Can anyone put forward any ideas about a recent problem I had with one of my client's machines?
The machine is running Win 2000 pro and has a 60Gb disk drive formatted as a single FAT32 partition. As it turns out, no antivirus software was working on the machine, nor was a firewall in operation. The machine connects to the internet via another machine which provieds the internet connection sharing and is firewalled.
From what was reported, the machine had been working OK and left for a while and when they came back to it to shut it down, it was showing a blank blue screen. The following day it started OK but later 'froze up' and then wouldn't reboot. So much is what I was told.
When I investigated I discovered that the boot sector had been corrupted - but in a very organised way. Only every 8th byte was affected, starting with the 6th byte and only the 6th bit of that byte was affected (except for one byte).
of the 42 bytes affected (of the possible 64 8th bytes), 40 had bit 6 switched on (OR 0x40), 1 had that bit switched off. The other byte was the exception mentioned above but it is possible that its differing value was legitimate - I don't know quite enough about FAT32 boot sectors to say! The way I ascertained the 'correct' values was by comparing with the spare boot sector copy stored at sector +6.
The only sector I could find with any error was this boot sector.

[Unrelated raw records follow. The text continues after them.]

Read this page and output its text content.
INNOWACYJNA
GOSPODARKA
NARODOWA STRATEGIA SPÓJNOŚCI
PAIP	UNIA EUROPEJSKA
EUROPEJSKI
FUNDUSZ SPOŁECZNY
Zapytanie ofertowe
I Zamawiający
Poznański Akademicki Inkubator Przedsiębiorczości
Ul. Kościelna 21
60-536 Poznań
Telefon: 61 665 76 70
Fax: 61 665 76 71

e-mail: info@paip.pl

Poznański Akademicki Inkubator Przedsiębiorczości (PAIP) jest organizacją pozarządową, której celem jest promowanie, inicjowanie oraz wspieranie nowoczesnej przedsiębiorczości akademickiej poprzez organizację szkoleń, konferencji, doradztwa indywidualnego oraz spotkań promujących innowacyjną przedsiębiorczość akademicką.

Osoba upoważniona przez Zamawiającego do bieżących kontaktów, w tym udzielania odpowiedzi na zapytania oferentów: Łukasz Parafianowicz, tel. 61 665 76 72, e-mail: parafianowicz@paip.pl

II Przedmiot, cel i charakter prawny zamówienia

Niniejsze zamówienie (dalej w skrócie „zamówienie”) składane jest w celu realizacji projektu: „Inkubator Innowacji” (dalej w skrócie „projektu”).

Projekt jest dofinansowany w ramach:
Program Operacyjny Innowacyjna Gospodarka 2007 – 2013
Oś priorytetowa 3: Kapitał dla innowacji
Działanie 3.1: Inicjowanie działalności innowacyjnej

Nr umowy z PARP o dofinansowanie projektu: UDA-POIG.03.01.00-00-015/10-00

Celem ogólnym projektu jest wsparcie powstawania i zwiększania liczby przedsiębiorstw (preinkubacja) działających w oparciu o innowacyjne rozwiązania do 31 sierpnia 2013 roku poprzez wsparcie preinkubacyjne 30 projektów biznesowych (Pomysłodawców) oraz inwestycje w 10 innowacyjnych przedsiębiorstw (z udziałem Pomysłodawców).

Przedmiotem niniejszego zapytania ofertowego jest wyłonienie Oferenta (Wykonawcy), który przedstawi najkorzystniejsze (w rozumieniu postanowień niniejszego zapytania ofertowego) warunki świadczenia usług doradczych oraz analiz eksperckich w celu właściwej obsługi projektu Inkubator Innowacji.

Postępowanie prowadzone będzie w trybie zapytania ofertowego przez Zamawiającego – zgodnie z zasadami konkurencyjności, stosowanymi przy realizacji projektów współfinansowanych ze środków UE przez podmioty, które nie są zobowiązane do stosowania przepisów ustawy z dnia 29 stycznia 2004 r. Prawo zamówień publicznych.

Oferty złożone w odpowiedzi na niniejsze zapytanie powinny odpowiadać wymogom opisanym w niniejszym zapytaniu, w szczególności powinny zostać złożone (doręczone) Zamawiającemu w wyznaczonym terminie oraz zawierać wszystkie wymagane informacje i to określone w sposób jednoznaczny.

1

I restored the duff sector to its copy and the machine rebooted reasonably adequately (there was actually an inaccuratly recorded free space message) but I was able to reboot the system and get at the data. Since then it has been working fine.
My immediate thought was that it looked like the result of a virus, however a full scan of the disk showed nothing and searching on the net revealed no messages about a virus which showed this behaviour (though I could well have missed it).
I thoroughly checked out various bits of hardware - the disk, the cable (which I replaced anyway), the memory. I wasn't in position to be able to do very much with the disk controller.
So what are your theories as to what happened?
What I'd like most is for someone to say that this was exactly what virus XXXX does - or failing that suggest what component could have misbehaved in such an organised way.
I can't see why anything *should* have been writing to the boot sector for it to get it wrong! Needless to say the machine now has adequate protection.